INTRODUCTION: Human herpesviruses are frequently associated with orofacial diseases in humans (HSV-1, EBV, CMV and HHV-8), some can also cause systemic disease (CMV and HHV-8). The transmission of these viruses occurs by contact with infected secretions, especially saliva. Human immunodeficiency virus infection is associated with an increased risk of HHVs and related diseases. METHODS: This work aimed to detect HSV-1, EBV, CMV and HHV-8 DNA in saliva of HIV-infected patients from Teresina, northeast Brazil, by PCR and compare these findings with age and sex matched HIV-seronegative individuals. RESULTS: No difference in prevalence was verified between HHV detection in the saliva of HIV-seropositive individuals and controls. The individual frequencies of these viruses in these two populations were different. HIV seropositivity correlated positively with the presence of CMV (OR: 18.2, p= 0.00032) and EBV (OR: 3.44, p= 0.0081). No association between CD4 counts and the prevalence of HHVs in the saliva was observed; however, a strong association was determined between seropositivity and the presence of multiple HHV DNAs in saliva (OR: 4.83, p = 0.0028). CONCLUSIONS: These findings suggest the asymptomatic salivary shedding of HHVs is a common event between HIV-seropositive and seronegative individuals from Teresina, Piauí, Brazil, and, especially for HIV-seropositive patients, saliva is a risk factor for the acquisition/transmission of multiple HHVs.
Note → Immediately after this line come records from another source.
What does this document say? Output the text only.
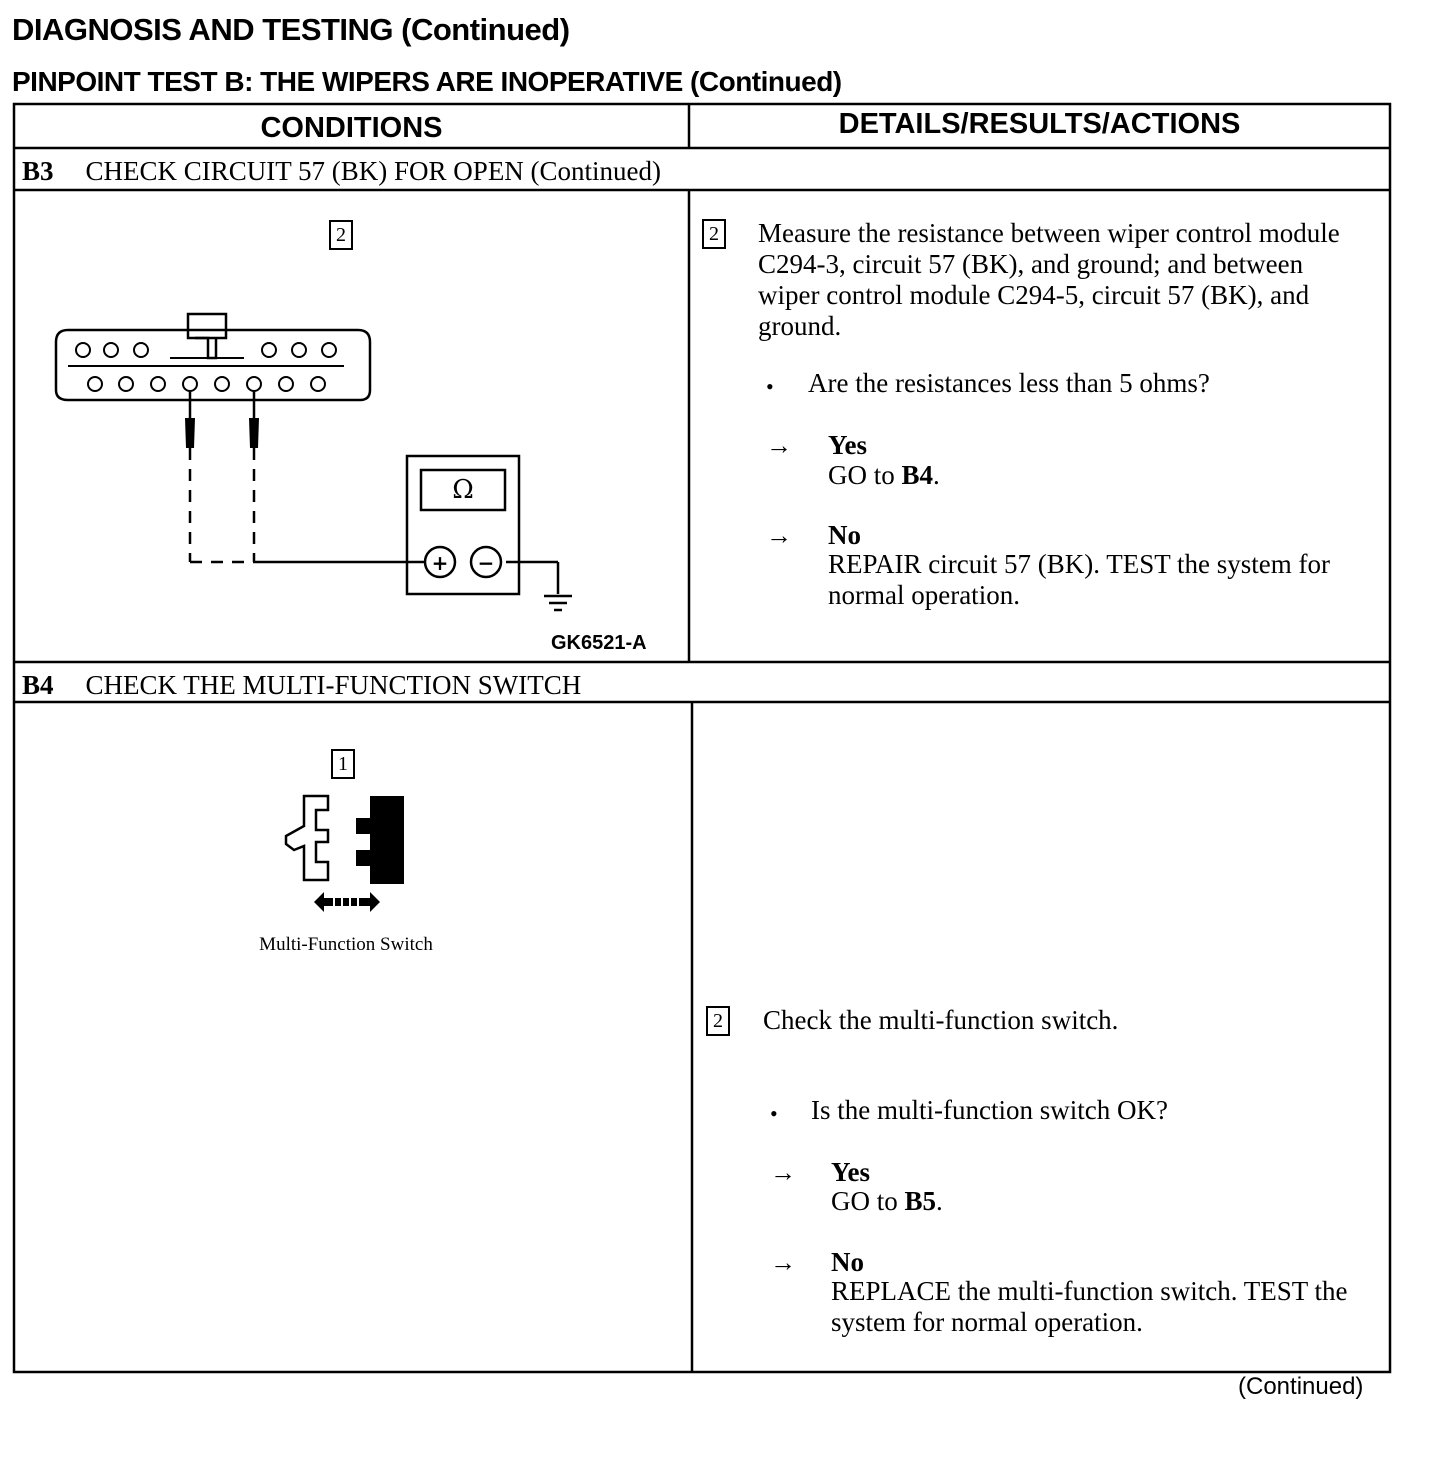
DIAGNOSIS AND TESTING (Continued)
PINPOINT TEST B: THE WIPERS ARE INOPERATIVE (Continued)
CONDITIONS	DETAILS/RESULTS/ACTIONS
B3 CHECK CIRCUIT 57 (BK) FOR OPEN (Continued)
2
Ω
+ −
GK6521-A
2 Measure the resistance between wiper control module C294-3, circuit 57 (BK), and ground; and between wiper control module C294-5, circuit 57 (BK), and ground.
• Are the resistances less than 5 ohms?
→ Yes
GO to B4.
→ No
REPAIR circuit 57 (BK). TEST the system for normal operation.
B4 CHECK THE MULTI-FUNCTION SWITCH
1
Multi-Function Switch
2 Check the multi-function switch.
• Is the multi-function switch OK?
→ Yes
GO to B5.
→ No
REPLACE the multi-function switch. TEST the system for normal operation.
(Continued)
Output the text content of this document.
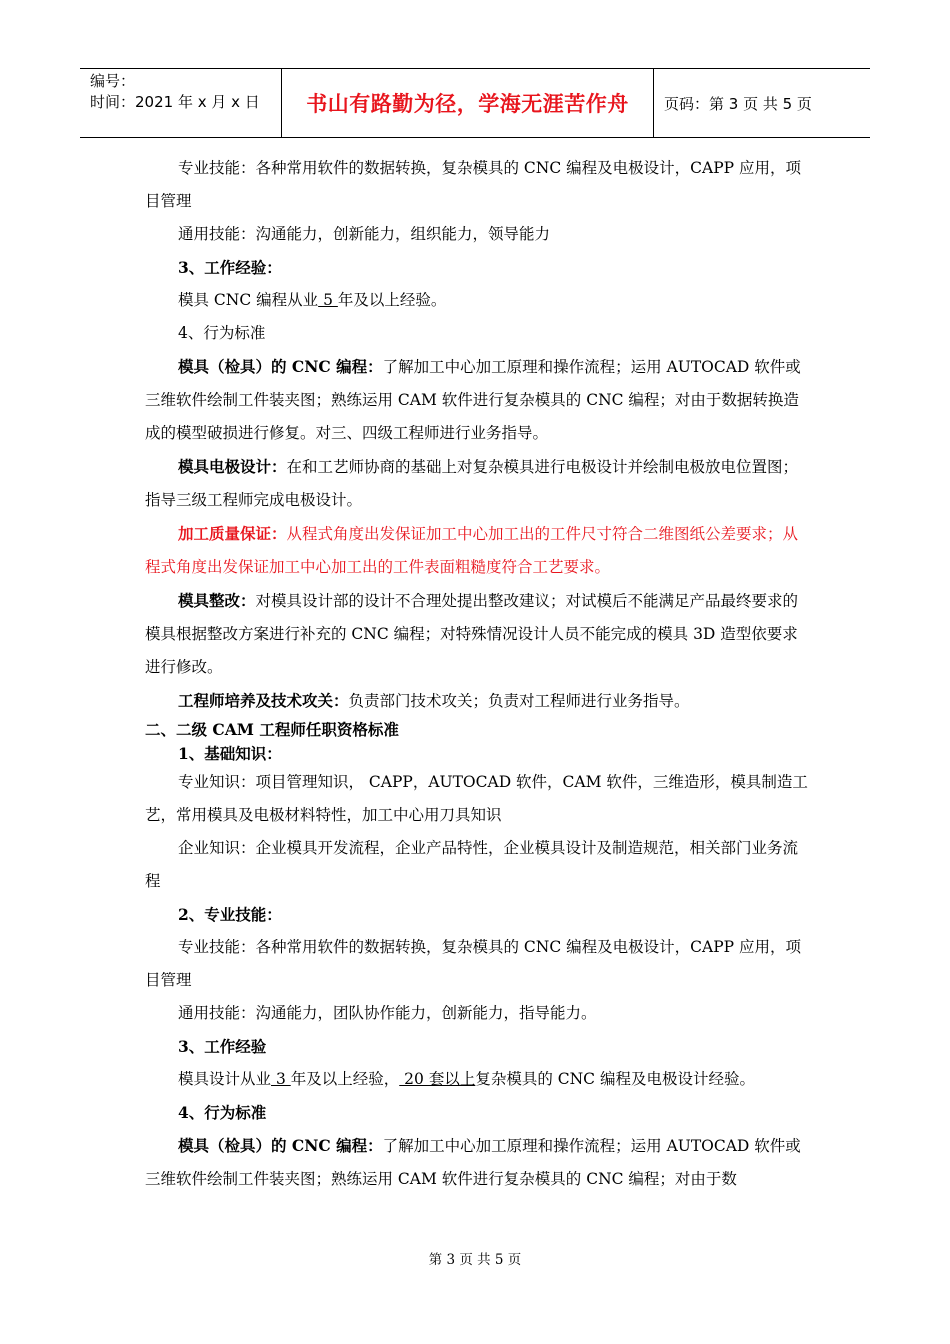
编号：
时间：2021 年 x 月 x 日	书山有路勤为径，学海无涯苦作舟	页码：第 3 页 共 5 页

专业技能：各种常用软件的数据转换，复杂模具的 CNC 编程及电极设计，CAPP 应用，项目管理

通用技能：沟通能力，创新能力，组织能力，领导能力

3、工作经验：

模具 CNC 编程从业 5 年及以上经验。

4、行为标准

模具（检具）的 CNC 编程：了解加工中心加工原理和操作流程；运用 AUTOCAD 软件或三维软件绘制工件装夹图；熟练运用 CAM 软件进行复杂模具的 CNC 编程；对由于数据转换造成的模型破损进行修复。对三、四级工程师进行业务指导。

模具电极设计：在和工艺师协商的基础上对复杂模具进行电极设计并绘制电极放电位置图；指导三级工程师完成电极设计。

加工质量保证：从程式角度出发保证加工中心加工出的工件尺寸符合二维图纸公差要求；从程式角度出发保证加工中心加工出的工件表面粗糙度符合工艺要求。

模具整改：对模具设计部的设计不合理处提出整改建议；对试模后不能满足产品最终要求的模具根据整改方案进行补充的 CNC 编程；对特殊情况设计人员不能完成的模具 3D 造型依要求进行修改。

工程师培养及技术攻关：负责部门技术攻关；负责对工程师进行业务指导。

二、二级 CAM 工程师任职资格标准

1、基础知识：

专业知识：项目管理知识， CAPP，AUTOCAD 软件，CAM 软件，三维造形，模具制造工艺，常用模具及电极材料特性，加工中心用刀具知识

企业知识：企业模具开发流程，企业产品特性，企业模具设计及制造规范，相关部门业务流程

2、专业技能：

专业技能：各种常用软件的数据转换，复杂模具的 CNC 编程及电极设计，CAPP 应用，项目管理

通用技能：沟通能力，团队协作能力，创新能力，指导能力。

3、工作经验

模具设计从业 3 年及以上经验， 20 套以上复杂模具的 CNC 编程及电极设计经验。

4、行为标准

模具（检具）的 CNC 编程：了解加工中心加工原理和操作流程；运用 AUTOCAD 软件或三维软件绘制工件装夹图；熟练运用 CAM 软件进行复杂模具的 CNC 编程；对由于数

第 3 页 共 5 页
INTRODUÇÃO: Alguns herpesvírus humanos são frequentemente associados a doenças orofaciais em humanos. A transmissão destes vírus ocorre através do contato com secreções contaminadas, especialmente a saliva. A infecção pelo vírus da imunodeficiência humana é considerada um fator de risco para a aquisição de HHVs e doenças correlatas. MÉTODOS: Este trabalho teve como objetivo detectar por PCR o DNA de HSV-1, EBV, CMV e HHV-8 na saliva de pacientes infectados com HIV em Teresina, nordeste do Brasil, e comparar os dados obtidos com o grupo controle (indivíduos HIV negativos). RESULTADOS: Não há diferença na prevalência de detecção de HHVs na saliva de indivíduos HIV soropositivos e soronegativos. No entanto, as frequências individuais de detecção dos diferentes HHVs são diferentes entre estas duas populações. A soropositividade para HIV apresentou correlação positiva com a presença de CMV (OR: 18,2, p = 0,00032) e EBV (OR: 3,44, p = 0,0081). Não foi verificada nenhuma associação entre a contagem de CD4 e prevalência de HHVs na saliva, no entanto existe uma forte associação entre a soropositividade e a detecção do DNA de vários HHVs na saliva (OR: 4,83, p = 0,0028). CONCLUSÕES: Estes resultados sugerem que a transmissão salivar de HHVs é um evento comum entre os indivíduos HIV soropositivos e soronegativos de Teresina, Piauí, Brasil, e, especialmente para os pacientes soropositivos, a saliva é um fator de risco para a aquisição/transmissão de múltiplos HHVs.